Onun çalışmaları, kendisinden sonra gelen araştırmacılara ilham kaynağı olmuş, Türkolojinin önünü açmış, Radloff isminin Türkoloji araştırmaları tarihine kazınmasını sağlamıştır. Radloff’un ve çalışmalarının ne denli önemli olduğunu anlayabilmek için onun hayat hikâyesine kısaca bir göz atmak yeterli olacaktır.
Hayatı
Prusya ordusunda yedek subay olan bir babanın tek oğlu olarak 5 Ocak 1837 tarihinde Berlin’de dünyaya gelen Radloff, ailesinin iyi olmayan maddî durumuna rağmen iyi bir eğitim almıştır.
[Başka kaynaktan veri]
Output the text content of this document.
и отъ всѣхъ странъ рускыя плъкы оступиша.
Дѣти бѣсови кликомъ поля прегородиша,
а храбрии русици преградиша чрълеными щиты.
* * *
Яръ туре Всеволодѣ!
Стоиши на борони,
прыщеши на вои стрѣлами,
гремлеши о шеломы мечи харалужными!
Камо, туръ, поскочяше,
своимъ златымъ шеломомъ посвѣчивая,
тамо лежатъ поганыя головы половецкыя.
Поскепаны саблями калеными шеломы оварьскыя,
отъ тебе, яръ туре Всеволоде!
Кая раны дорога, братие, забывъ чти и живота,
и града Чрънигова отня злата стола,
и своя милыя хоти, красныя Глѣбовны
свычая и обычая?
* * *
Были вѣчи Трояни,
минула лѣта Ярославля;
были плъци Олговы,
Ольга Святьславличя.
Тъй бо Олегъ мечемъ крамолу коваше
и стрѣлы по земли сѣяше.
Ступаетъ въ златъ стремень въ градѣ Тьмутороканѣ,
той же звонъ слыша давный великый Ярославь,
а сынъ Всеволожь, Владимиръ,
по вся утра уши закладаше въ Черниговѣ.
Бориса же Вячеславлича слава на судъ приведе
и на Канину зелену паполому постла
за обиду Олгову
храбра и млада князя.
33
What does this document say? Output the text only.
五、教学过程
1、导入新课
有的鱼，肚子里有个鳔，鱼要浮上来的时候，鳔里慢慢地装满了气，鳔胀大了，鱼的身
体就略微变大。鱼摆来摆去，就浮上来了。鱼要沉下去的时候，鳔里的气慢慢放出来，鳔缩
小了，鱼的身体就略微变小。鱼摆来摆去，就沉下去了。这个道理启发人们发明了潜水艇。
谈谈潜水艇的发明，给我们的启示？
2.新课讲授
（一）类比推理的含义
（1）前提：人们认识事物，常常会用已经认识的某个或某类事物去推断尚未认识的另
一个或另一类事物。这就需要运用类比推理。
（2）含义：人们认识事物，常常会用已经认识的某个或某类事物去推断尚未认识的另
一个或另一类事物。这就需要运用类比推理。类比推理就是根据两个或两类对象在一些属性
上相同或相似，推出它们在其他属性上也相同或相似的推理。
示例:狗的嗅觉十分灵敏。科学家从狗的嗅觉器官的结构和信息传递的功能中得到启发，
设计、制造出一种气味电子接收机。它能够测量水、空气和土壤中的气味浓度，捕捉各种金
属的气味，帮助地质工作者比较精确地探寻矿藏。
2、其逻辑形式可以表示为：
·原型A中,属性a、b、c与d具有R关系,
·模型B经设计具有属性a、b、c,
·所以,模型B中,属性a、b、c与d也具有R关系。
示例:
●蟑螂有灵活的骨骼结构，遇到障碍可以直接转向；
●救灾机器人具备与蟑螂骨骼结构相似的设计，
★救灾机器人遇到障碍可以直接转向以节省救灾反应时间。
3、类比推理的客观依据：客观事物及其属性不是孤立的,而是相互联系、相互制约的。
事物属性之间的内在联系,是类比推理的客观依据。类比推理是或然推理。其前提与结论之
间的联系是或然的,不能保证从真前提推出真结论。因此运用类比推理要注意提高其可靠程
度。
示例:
Lise yıllarından itibaren edebiyata ve dile ilgi duymaya başlamış, üniversiteye girdiği ilk yıllarda aldığı felsefe ve ilahiyat eğitimini yarıda bırakarak filolojiye yönelmiştir.
İlerleyen yıllarda Radloff; Türk, Moğol, Mançu ve Fin dilleri arasındaki ilişkileri ortaya koymaya çalışan hocası Wilhelm Schott sayesinde Doğu dillerine yönelmeye başlamış ve Orta Asya‘nın bilinmeyen dillerini kendisine çalışma alanı olarak seçmiştir. Bu yıllarda, Rus topraklarında araştırma yapabilmek amacıyla Rusça öğrenmeye başlamış; Rusların Merkezî ve Doğu Asya’daki Türk topraklarına doğru ilerlemesiyle birlikte Rusya’da kalmaya ve Türk dili, tarihi, kültürü üzerinde çalışmaya karar vermiştir.